The City of Cape Town's request that it be allowed to forego certain legislative hurdles to deal with its drought crisis has been approved by National Treasury, News24 reported. Finance Minister Malusi Gigaba reportedly gave the City permission to deviate from the Municipal Finance Management Act (MFMA) to speed up the process of, for example, procurement.
Mayor Patricia De Lille said this also meant the City would not have to call a special council meeting to table its emergency budgetary adjustments, as it races to avoid running out of water by March next year.
"But I will report on these budgetary adjustments to council in December," she reportedly said.
"I want to extend a big thank you to team Cape Town because the help of residents and businesses is vital as the City of Cape Town rolls out its plan to secure more alternative water sources," De Lille said.

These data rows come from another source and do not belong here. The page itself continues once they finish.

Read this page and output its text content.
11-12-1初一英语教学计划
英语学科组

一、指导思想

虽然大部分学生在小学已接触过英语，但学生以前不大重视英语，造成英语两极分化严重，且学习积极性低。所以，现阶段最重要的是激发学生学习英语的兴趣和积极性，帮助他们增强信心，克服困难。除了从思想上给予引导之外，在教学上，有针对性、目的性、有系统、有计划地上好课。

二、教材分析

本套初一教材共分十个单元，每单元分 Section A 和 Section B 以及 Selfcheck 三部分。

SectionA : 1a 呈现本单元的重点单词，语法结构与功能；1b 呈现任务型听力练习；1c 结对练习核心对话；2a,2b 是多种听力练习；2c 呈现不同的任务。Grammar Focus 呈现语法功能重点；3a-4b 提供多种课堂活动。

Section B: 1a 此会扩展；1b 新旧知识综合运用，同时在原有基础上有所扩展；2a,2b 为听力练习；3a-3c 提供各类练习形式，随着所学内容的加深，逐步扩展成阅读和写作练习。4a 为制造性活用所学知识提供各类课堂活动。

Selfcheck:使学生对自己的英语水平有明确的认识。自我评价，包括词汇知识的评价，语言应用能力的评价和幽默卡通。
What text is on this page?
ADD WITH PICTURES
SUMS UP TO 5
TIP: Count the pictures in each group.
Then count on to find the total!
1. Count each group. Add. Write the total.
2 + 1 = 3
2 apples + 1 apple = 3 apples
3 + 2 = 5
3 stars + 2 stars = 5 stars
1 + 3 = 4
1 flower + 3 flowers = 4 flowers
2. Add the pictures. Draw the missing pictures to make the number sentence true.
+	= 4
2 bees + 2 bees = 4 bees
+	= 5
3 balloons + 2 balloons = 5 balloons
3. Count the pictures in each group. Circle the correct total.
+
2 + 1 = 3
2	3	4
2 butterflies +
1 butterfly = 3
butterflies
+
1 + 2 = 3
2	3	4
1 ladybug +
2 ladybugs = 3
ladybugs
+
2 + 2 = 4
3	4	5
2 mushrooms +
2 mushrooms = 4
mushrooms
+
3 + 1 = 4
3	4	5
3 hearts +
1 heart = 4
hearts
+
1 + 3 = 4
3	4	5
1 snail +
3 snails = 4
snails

On Monday, De Lille said that a desalination facility at the V&A Waterfront would start delivering 2 million litres of water per day by February 2018, according to Eyewitness News (EWN).
The city's dams are currently at 28%.
De Lille reportedly promised eight other desalination sites.
"In Hout Bay, we will produce 4 million litres of water a day, and, in Granger Bay, 8 million litres of water and Red Hil... will produce about 2 million litres of water per day," she said.
Earlier this month, De Lille outlined the city's disaster management plan, warning that "day zero" would approach in March if urgent steps were not taken.If the dams run dry, "there would be a limited period in which the city could supply water before complete water system failure", she said, according to Times Live.